The implementation of the establishment commenced with the holding of the first meeting of the Board of Governors in June, 1979.
- Foundation stone of ICTVTR was laid by the late President Ziaur Rahman of the People's Republic of Bangladesh on March 27, 1981 in the presence of Yasir Arafat, the then chairman of the PLO, and Habib Chatty, the then Secretary General of OIC.
- ICTVTR was formally inaugurated by H.M. Ershad, the then president of People's Republic of Bangladesh on July 14, 1988.
- The 22nd ICFM held in Casablanca, Morocco on 10–11 December 1994 renamed the ICTVTR as Islamic Institute of Technology (IIT).
IIT was formally inaugurated by Begum Khaleda Zia the then Prime Minister of Bangladesh on 21 September 1995.
- The 28th ICFM held in Bamako, Republic of Mali on 25–29 June 2001 commended the efforts of IIT and decided to rename the IIT as Islamic University of Technology (IUT).

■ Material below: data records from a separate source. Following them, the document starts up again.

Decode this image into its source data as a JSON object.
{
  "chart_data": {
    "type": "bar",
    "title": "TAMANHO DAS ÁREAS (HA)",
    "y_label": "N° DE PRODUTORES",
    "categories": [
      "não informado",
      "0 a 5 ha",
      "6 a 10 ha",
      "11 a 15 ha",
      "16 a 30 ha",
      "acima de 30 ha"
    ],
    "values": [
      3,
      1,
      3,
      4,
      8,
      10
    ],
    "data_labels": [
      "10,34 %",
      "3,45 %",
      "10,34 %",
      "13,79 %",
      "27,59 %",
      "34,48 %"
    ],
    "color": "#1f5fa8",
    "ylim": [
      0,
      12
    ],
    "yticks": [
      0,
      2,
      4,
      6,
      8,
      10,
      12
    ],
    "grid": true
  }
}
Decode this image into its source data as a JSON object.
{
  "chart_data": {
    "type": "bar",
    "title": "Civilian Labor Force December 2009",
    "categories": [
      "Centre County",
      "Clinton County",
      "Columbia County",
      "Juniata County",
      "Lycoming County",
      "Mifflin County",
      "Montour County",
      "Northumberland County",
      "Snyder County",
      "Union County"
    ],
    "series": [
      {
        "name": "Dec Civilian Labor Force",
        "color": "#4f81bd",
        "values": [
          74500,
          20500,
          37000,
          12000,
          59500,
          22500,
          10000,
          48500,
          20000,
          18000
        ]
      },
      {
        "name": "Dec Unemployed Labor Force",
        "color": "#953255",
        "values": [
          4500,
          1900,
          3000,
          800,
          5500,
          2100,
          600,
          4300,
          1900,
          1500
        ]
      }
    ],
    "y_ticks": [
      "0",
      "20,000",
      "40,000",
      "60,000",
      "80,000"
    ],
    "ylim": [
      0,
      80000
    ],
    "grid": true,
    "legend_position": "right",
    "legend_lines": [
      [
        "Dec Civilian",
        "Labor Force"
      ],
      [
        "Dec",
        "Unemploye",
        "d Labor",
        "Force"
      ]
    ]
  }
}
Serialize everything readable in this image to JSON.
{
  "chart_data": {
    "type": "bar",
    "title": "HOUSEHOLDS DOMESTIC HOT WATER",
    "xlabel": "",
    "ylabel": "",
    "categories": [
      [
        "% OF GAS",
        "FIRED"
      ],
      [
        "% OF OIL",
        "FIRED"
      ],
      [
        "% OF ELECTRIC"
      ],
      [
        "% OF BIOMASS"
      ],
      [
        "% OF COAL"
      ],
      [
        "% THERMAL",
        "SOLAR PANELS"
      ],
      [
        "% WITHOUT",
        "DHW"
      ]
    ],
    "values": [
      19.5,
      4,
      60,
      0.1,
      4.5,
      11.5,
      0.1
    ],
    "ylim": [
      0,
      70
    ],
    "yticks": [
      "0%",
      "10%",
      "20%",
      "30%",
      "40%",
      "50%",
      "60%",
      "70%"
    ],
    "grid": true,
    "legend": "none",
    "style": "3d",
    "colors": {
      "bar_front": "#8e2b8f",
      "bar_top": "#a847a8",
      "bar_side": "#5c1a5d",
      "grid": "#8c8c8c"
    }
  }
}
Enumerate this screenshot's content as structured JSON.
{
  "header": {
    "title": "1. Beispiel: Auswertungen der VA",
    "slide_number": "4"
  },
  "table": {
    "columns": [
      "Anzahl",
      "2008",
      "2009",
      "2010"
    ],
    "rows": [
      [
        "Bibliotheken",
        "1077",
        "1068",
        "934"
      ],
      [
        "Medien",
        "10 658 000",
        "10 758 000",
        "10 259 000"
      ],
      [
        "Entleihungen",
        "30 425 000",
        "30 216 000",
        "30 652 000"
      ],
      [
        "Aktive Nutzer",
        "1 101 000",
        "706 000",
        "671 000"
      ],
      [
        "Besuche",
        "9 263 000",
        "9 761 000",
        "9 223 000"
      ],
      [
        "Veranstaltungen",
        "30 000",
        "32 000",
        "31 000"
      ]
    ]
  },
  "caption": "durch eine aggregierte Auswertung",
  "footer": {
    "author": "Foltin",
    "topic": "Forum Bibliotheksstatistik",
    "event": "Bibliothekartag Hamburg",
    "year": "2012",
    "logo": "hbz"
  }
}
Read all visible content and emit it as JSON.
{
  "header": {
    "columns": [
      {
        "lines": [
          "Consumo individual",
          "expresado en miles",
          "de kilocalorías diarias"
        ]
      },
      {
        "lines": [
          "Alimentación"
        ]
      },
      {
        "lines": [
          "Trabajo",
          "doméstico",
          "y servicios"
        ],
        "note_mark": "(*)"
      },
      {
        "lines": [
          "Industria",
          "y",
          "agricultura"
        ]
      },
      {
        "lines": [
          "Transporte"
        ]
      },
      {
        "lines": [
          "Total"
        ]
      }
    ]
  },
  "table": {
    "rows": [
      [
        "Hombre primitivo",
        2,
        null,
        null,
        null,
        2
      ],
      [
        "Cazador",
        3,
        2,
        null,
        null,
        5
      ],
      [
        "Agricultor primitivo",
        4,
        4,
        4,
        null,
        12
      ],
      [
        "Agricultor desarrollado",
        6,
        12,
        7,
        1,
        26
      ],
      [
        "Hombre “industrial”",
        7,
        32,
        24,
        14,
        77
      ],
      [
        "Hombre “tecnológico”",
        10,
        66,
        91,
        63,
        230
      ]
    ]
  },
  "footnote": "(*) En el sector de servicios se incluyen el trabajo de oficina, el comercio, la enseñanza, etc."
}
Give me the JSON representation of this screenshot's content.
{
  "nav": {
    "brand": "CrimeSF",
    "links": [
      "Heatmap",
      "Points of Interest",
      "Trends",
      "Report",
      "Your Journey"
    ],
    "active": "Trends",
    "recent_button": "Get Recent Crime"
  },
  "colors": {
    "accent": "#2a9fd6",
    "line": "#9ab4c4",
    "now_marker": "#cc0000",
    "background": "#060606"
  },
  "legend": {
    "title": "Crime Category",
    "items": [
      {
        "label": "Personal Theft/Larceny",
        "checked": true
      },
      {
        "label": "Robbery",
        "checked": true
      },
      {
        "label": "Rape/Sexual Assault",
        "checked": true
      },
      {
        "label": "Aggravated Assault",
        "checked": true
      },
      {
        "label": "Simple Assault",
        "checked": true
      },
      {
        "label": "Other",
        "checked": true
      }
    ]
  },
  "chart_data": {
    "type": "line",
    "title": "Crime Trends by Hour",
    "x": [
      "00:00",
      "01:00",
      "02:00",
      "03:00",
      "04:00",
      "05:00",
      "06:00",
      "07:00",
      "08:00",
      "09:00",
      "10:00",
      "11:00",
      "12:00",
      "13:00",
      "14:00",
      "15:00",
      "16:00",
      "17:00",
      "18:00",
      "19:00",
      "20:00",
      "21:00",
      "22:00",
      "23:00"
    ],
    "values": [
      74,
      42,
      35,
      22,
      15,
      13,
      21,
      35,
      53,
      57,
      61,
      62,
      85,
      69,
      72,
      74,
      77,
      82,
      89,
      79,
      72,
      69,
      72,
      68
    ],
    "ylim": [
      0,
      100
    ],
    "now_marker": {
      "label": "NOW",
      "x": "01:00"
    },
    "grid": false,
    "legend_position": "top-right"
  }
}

IUT was formally inaugurated by Begum Khaleda Zia Prime Minister of the People's Republic of Bangladesh on November 29, 2001.

==Advancement==
The University has advanced much in a short time and still infrastructure is going on by availing the financing under loan from Islamic Development Bank (IDB) with guarantee provided by the Government of Bangladesh.

University started offering long regular courses from December 1986 and completed 24 academic years until 2010. The 24th Convocation was held at the IUT auditorium on 2 November 2010. Her Excellency Begum Sheikh Hasina, Prime Minister of the People's Republic of Bangladesh was the Chief Guest on the occasion.